The C-bullpen was out in full effect today. Not the Four Horsemen, and not even the Nippert-EdGon-Slaten first alternates. No, this was the "guys who got called up when the roster expanded," along with the Petit unit, who were forced into seven innings of mop-up work. I think we all realised this one was over when Brandon Medders arrived on the mound; he continued exactly where he left off, allowing his ninth home-run of the year to the second batter he faced since his recall. His HR rate, now 3.33/nine IP, is second in the majors among the 294 pitchers with more than six homers - #1 is D-backs reject Lance Cormier, who has allowed 13 in 32 innings, 3.66 per nine. Results after that were somewhat mixed. Medders did pitch a scoreless seventh, and Bill Murphy made his major-league debut with a scoreless eighth. However, the ninth was much less successful, as he walked three hitters, one intentionally, and ended up tagged for three runs.
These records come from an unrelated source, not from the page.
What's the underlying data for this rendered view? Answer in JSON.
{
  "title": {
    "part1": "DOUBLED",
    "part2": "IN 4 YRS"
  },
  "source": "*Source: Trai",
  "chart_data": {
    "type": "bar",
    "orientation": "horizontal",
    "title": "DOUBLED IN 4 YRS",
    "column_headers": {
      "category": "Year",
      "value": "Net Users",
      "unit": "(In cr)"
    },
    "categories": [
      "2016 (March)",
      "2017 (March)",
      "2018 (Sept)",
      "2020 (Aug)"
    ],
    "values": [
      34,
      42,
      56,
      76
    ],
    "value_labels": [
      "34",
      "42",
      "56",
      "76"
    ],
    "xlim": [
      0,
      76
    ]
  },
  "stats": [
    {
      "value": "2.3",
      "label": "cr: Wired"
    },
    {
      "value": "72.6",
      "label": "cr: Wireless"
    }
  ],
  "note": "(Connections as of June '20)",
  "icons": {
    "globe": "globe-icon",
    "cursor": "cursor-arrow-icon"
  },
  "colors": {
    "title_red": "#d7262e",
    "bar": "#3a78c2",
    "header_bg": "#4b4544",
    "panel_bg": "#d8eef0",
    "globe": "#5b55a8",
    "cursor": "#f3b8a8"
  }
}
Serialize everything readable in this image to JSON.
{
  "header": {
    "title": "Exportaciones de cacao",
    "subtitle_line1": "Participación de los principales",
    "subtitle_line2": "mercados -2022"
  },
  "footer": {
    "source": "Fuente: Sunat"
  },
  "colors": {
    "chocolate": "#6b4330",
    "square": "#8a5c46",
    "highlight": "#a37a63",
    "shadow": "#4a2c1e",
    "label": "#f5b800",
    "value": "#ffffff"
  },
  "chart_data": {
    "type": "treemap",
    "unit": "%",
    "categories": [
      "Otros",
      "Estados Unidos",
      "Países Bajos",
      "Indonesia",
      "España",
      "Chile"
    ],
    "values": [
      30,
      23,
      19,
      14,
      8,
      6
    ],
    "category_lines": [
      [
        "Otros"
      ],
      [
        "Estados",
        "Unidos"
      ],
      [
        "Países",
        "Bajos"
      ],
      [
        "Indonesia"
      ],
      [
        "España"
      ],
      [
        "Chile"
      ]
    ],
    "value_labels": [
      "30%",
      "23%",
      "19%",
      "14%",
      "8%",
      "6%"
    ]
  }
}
Peguero got the final out, a swinging K of Kouzmanoff, and Emilio Bonifacio played his second game without an at-bat, walking with one out in the ninth. Temporarily at least, that puts Bonifacio in an elite club: only 22 non-pitchers in baseball history have a career consisting of multiple games, without an official at-bat. He has some way to go to beat the all-time record, however: Herb Washington, pinch-runner extraordinaire for the Oakland A's in 1974-75, who appeared in 105 games but never even came to the plate! I suspect he's the only position player to win a World Series ring (in 1974) without an at-bat... And that's today's quirky fact. :-)
Not very much to cheer about today. Eric Byrnes had two hits, including the homer, but we managed only six in total, with Bonifacio's the sole walk. About the only plus is, the Phillies lost, and so we didn't drop any ground there. Since we're now in second place, we should also very definitely be looking at the wild-card standings, which show us three games ahead of the Dodgers and Phillies, with the Rockies not out of the picture yet, four games back. If we go 11-12 the rest of the way, the Dodgers and Phillies need to go 15-10 to tie us, and the Rockies 16-9. We have six games left against the Dodgers, and that could prove crucial.
The early suckage by the Diamondbacks took much of the steam out of the Gameday Thread - though the lack of television coverage probably meant there wasn't all that much to begin with. VIII, hotclaws, Englishdback, DbacksSkins, Muu, Wimb, snakecharmer (using her new-found powers for good, I'm pleased to see!), batster and unnamedDBacksfan were the brave souls to venture away from the barbecue and general celebration of the working man. Me, I did fix one of the rollers on the garage-door, so I feel I got into the spirit of the holiday.